Materi pembelajaran PAUD amat variatif. Ada pendapat yang menyatakan bahwa PAUD hanya mengembangkan logika berpikir, berperilaku, dan berkreasi. Adapula yang menyatakan bahwa PAUD juga mempersiapkan anak untuk siap belajar (ready to learn); yaitu siap belajar berhitung, membaca, menulis. Ada pula yang menyatakan bahwa materi pembelajaran bebas, yang penting PAUD mengembangkan aspek moral-agama, emosional, sosial, fisik-motorik, kemampuan berbahasa, seni, dan intelektual. PAUD membimbing anak yang premoral agar berkembang ke arah moral realism dan moral relativism. Pembelajaran membimbing anak dari yang bersifat egosentris-individual, ke arah prososial, dan sosial-komunal. Pembelajaran juga melatih anak menganal jati dirinya (self identity), menghargai dirinya (self esteem), dan kemampuan akan dirinya (self efficacy). Banyak pertanyaan dari guru dan orangtua tentang bolehkan mengajarkan anak berhitung, membaca, dan menulis. Bukannya tidak boleh mengajarkan semua itu, tetapi yang penting ialah anak sudah siap dan guru menggunakan cara-cara yang sesuai untuk belajar anak.
Prof. Dr. Soegeng Santoso juga mengemukakan bahwa kurikulum Calistung mulai diterapkan pada pendidikan tingkat Sekolah Dasar (SD), seperti matematika untuk berhitung dan untuk tingkatan PAUD hanya pengenalan angka dan huruf saja. Contohnya, untuk pengenalan angka di tingkat PAUD, maksimal yang diajarkan adalah mengenal angka 1 sampai 20. Hal itu disesuaikan dengan pemahaman anak usia dini yang harus belajar dengan bentuk yang konkret. 20 angka itu berarti mengenal angka sesuai dengan jumalah jari kaki dan jari tangan anak (http://www.radar-bekasi.com).

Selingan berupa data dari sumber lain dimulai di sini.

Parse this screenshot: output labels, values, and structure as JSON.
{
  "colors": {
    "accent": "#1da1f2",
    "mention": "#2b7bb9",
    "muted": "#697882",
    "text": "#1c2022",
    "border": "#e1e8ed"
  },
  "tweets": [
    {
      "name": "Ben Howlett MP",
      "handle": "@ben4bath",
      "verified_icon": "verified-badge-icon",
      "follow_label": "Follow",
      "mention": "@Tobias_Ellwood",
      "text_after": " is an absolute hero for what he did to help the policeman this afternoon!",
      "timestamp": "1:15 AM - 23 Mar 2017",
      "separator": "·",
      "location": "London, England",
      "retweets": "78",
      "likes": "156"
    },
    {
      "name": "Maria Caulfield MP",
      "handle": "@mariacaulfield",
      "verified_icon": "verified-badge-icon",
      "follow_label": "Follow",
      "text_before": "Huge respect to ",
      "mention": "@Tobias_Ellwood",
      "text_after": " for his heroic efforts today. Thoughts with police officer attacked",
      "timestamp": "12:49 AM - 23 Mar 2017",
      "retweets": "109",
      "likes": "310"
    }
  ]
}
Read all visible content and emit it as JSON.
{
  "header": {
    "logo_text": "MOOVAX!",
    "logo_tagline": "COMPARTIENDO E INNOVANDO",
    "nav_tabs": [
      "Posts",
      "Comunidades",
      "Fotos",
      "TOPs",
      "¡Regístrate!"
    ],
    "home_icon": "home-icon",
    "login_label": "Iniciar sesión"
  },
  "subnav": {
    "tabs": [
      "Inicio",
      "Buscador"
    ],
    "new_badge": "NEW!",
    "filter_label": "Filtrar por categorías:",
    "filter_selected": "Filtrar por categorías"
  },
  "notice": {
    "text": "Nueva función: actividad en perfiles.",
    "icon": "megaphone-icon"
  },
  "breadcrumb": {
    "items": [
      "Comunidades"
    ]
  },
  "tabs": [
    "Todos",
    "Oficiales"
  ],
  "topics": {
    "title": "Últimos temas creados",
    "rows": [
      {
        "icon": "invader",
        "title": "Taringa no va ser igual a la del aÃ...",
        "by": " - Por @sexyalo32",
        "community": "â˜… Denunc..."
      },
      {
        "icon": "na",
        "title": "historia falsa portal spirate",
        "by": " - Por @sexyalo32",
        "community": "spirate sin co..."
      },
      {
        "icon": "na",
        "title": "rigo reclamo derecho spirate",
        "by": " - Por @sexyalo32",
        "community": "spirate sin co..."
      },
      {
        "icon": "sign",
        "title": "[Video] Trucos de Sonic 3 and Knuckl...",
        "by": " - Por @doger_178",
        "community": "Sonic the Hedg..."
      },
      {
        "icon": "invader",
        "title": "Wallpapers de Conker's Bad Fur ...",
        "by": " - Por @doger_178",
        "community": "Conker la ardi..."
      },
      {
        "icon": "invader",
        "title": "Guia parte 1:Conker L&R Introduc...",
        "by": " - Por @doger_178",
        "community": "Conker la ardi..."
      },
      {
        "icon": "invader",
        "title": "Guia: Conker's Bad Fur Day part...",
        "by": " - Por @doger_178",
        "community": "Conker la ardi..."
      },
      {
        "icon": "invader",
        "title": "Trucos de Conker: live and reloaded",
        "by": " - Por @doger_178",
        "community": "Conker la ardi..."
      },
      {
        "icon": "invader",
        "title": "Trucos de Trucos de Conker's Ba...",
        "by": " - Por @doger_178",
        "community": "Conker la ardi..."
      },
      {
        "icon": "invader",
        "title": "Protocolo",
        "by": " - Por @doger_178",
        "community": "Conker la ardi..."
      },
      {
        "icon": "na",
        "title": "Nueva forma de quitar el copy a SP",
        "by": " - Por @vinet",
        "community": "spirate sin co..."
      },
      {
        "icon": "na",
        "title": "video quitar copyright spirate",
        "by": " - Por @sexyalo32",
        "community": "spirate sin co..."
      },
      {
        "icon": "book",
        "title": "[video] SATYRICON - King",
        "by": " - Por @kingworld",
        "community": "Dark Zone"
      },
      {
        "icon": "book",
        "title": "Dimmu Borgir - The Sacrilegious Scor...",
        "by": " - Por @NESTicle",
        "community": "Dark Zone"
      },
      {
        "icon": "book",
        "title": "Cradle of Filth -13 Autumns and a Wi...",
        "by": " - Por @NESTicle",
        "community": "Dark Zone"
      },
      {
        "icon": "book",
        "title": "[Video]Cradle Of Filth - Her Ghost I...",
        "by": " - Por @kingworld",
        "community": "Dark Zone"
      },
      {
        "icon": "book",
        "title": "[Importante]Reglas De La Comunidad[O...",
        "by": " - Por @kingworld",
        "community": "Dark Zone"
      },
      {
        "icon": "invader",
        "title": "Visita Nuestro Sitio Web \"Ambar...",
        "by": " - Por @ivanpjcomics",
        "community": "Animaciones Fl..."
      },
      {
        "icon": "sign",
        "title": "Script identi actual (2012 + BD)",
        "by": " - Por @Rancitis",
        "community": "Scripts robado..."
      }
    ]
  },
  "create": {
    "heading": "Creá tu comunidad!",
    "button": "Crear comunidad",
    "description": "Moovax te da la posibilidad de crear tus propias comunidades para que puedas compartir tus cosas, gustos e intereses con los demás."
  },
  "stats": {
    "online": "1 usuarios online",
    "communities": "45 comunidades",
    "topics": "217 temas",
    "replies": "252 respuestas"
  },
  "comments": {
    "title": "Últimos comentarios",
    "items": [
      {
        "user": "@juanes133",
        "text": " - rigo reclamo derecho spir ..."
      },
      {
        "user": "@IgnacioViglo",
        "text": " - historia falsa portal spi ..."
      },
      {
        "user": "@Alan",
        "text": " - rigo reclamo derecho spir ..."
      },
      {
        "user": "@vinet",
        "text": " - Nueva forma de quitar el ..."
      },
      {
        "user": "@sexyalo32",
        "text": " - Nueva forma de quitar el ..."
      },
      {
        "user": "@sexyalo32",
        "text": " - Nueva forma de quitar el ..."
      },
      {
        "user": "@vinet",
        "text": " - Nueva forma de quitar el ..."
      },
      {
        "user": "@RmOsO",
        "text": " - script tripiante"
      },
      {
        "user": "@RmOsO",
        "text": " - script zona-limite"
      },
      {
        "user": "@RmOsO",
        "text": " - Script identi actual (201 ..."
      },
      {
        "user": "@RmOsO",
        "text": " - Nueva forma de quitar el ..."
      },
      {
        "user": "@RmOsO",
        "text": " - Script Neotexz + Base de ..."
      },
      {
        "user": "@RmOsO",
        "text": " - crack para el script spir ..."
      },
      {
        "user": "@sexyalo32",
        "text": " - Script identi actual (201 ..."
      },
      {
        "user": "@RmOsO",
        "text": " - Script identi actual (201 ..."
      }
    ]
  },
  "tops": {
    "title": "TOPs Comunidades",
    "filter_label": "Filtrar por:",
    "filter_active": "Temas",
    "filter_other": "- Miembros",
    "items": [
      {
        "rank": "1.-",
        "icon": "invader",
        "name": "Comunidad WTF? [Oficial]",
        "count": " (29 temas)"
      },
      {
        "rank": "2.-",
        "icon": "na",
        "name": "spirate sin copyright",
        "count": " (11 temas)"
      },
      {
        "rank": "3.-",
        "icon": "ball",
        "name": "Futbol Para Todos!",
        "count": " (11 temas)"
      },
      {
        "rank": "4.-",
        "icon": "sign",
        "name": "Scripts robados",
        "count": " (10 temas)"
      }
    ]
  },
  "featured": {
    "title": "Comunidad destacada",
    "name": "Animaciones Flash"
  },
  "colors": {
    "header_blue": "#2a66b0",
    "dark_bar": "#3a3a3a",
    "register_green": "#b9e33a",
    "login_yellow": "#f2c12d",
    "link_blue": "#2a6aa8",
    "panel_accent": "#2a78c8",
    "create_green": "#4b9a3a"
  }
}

Berlakunya Calistung di tingkat SD, telah ditetapkan dalam keputusan pusat. Pengembangan PAUD yang memperkenalkan angka dan huruf, karena disesuaikan dengan masyarakat Indonesia yang heterogen. Tingkat pendidikan di daerah perkotaan dan pedesaan berbeda, baik dari segi fasilitas serta kurikulumnya.
Yani Widianto (2012) mengemukakan bahwa para peneliti otak diseluruh dunia juga sepakat bahwa PFC seorang anak belum siap untuk dijejalkan hal-hal yg kognitif. Akibat dari pemaksaan terhadap hal-hal yang bersifat kognitif adalah membuat anak tidak mampu menunjukkan emosi yg tepat, kendali emosi (intra personalnya terganggu), dan anak sulit menunjukkan empati.
REFERENSI:
Kajian Kebijakan Kurikulum Pendidikan Anak usia Dini. Departemen Pendidikan Nasional, Badan Penelitian Dan Pengembangan Pusat Kurikulum, 2007.
Surat Edaran Pemerintah Nomor: 1839/C.C2/TU/2009 Perihal Penyelenggaraan Pendidikan Taman Kanak-Kanak dan Penerimaan Siswa Baru Sekolah Dasar.